The Trump administration is discussing diverting more money from the Pentagon budget to constructing the border wall, a US official familiar with funding of the project told CNN.
The move comes after the administration has already moved $3.6 billion of military construction funds towards President Donald Trump’s trademark project following his failed attempts to secure congressional funding. Not only will the Pentagon back the project, the Interior Department announced Wednesday that it will soon transfer 560 acres along the US-Mexico border to the Army to allow for border wall construction.
Officials are also discussing how to replenish that $3.6 billion, the source told CNN. To help fund the project, the administration wants $5 billion for Customs and Border Protection in the Homeland Security budget — for the wall, but also for processing centers.
The Washington Post reported on Thursday the administration could divert $18.4 billion more in funding for nearly 500 miles of new barrier by the 2020 election.

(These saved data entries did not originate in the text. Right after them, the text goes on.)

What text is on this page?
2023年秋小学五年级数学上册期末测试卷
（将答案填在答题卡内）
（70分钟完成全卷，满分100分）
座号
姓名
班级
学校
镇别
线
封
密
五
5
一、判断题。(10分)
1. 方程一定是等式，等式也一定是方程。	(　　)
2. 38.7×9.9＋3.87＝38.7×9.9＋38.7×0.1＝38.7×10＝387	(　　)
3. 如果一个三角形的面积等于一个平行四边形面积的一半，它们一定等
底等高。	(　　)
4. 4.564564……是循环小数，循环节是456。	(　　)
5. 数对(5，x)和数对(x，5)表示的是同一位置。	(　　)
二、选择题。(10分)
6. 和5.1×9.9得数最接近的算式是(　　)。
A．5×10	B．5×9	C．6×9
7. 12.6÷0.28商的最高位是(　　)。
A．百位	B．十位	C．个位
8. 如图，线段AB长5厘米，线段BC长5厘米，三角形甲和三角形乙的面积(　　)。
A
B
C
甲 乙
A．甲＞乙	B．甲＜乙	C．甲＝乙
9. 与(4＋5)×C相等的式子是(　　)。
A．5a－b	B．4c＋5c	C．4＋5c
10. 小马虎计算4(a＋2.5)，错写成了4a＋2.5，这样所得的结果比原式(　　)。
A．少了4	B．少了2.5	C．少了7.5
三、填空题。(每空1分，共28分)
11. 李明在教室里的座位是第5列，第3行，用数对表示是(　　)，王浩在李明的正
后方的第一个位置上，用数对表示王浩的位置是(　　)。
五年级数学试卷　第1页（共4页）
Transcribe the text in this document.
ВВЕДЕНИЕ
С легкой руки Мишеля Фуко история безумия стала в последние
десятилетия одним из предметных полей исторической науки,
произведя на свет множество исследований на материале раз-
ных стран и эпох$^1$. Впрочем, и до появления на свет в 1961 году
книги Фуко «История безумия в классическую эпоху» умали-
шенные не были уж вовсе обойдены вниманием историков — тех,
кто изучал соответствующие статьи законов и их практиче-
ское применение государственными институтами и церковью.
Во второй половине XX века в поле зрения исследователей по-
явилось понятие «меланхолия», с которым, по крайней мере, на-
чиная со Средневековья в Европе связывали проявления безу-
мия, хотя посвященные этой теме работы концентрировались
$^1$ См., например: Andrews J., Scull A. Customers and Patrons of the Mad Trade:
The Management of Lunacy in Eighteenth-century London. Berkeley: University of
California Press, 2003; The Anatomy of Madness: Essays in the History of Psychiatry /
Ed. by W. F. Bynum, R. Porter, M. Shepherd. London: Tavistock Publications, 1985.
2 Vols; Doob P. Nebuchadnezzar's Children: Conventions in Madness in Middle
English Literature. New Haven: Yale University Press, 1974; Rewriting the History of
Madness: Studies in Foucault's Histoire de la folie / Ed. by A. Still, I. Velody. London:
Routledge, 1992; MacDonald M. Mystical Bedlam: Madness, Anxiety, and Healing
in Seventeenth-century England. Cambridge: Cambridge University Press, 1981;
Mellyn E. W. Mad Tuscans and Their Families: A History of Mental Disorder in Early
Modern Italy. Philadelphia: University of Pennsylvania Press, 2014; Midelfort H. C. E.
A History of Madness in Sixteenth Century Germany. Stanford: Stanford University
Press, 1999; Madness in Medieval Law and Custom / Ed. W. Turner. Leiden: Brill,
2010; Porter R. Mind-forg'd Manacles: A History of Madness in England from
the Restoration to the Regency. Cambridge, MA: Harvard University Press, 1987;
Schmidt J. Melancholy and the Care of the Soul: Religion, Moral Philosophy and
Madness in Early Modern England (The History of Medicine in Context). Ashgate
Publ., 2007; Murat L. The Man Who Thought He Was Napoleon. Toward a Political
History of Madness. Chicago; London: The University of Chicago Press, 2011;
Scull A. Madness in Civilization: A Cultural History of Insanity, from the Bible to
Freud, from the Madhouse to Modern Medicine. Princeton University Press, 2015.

The paper cited planning documents indicating that the government would need to either buy or claim by eminent domain almost 200 miles of land for the project.
As Trump has been pressuring aides for progress on the wall, his administration has been plotting a strategy for funding it through the next fiscal year, according to US officials familiar with the situation.
Biweekly meetings held at the White House, chaired by Trump himself and his son-in-law Jared Kushner, will focus on the border wall, including developing a strategy for securing funds to construct the southern barrier, which Trump hopes to tout in his reelection campaign.
A meeting last week, led by Kushner, focused on how to sustain funding for the wall heading into the next fiscal year, along with an update on wall construction progress so far.
The meetings reflect fresh urgency to make progress on the wall. Any more diversions of Pentagon funds to wall construction will certainly create stringent opposition from Democrats.
Despite touting new construction, the majority of work on the wall so far has been replacing existing barriers, and not installing new wall where it didn’t exist before.
Secretary of Defense Mark Esper authorized diverting the initial $3.6 billion in military construction funds for 11 wall projects on the southern border with Mexico earlier this month. The move was slammed by Congress when it was first announced and only recently completed a Pentagon legal review.
Defense Department officials said that 127 military construction projects are being put on hold in order to use the $3.6 billion to fund building 175 miles of southern border wall. Construction is expected to begin in about 135 days in areas where the federal government already owns the land along the border, including the Department of Defense’s Barry M. Goldwater test range in Arizona, according to Deputy Under Secretary of Defense Comptroller Elaine McCusker.